– W takim razie sprzedaj mi swoje kina – zaproponował Lev.
Greg był zaskoczony. Propozycja padła znienacka.
– Dam ci dobrą cenę – dodał Lev.
Dave pokręcił głową.
– Miło jest mieć kina – odparł. – To mi sprawia przyjemność.
– Osiem milionów dolarów – rzucił Lev.
Greg był rozbawiony. Czyżbym usłyszał, jak ojciec oferuje facetowi osiem milionów dolarów? – pomyślał.
– To rzeczywiście dobra cena – przyznał Dave. – Ale nie sprzedam moich kin.
– Nikt inny nie da ci tyle – stwierdził Lev ze zniecierpliwieniem.
– Wiem. – Dave miał dość tego maglowania.
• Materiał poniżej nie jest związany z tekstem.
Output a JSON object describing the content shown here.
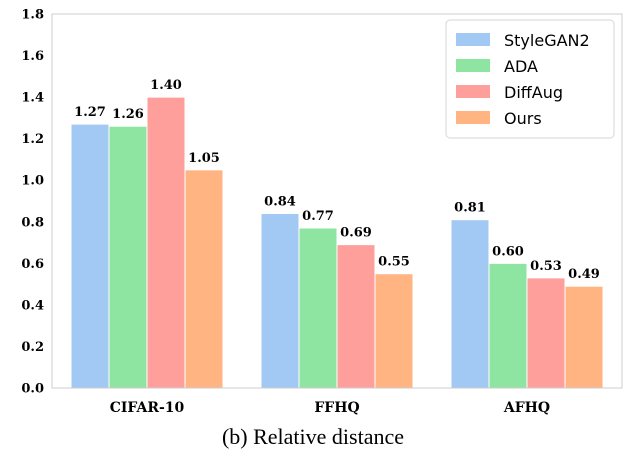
{
  "caption": "(b) Relative distance",
  "chart_data": {
    "type": "bar",
    "categories": [
      "CIFAR-10",
      "FFHQ",
      "AFHQ"
    ],
    "series": [
      {
        "name": "StyleGAN2",
        "values": [
          1.27,
          0.84,
          0.81
        ],
        "color": "#a1c9f4",
        "labels": [
          "1.27",
          "0.84",
          "0.81"
        ]
      },
      {
        "name": "ADA",
        "values": [
          1.26,
          0.77,
          0.6
        ],
        "color": "#8de5a1",
        "labels": [
          "1.26",
          "0.77",
          "0.60"
        ]
      },
      {
        "name": "DiffAug",
        "values": [
          1.4,
          0.69,
          0.53
        ],
        "color": "#ff9f9b",
        "labels": [
          "1.40",
          "0.69",
          "0.53"
        ]
      },
      {
        "name": "Ours",
        "values": [
          1.05,
          0.55,
          0.49
        ],
        "color": "#ffb482",
        "labels": [
          "1.05",
          "0.55",
          "0.49"
        ]
      }
    ],
    "yticks": [
      "0.0",
      "0.2",
      "0.4",
      "0.6",
      "0.8",
      "1.0",
      "1.2",
      "1.4",
      "1.6",
      "1.8"
    ],
    "ylim": [
      0,
      1.8
    ],
    "legend_position": "top-right",
    "grid": false
  }
}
Dopił drinka. – Miło było was widzieć – rzekł, po czym wszedł do sali jadalnej.
Lev spoglądał za nim z odrazą.
– „Nie wszyscy są opętani żądzą forsy” – powiedział, cytując rozmówcę. – Pradziadek Dave’a przybył tu z Persji sto lat temu, miał tylko łachy na grzbiecie i sześć dywanów. On nie odrzuciłby oferty wartej osiem milionów dolców.
– Nie wiedziałem, że tyle masz – mruknął Greg.
– Bo nie mam, w każdym razie nie w gotówce. Od tego są banki.
– A więc wziąłbyś kredyt, żeby mu zapłacić?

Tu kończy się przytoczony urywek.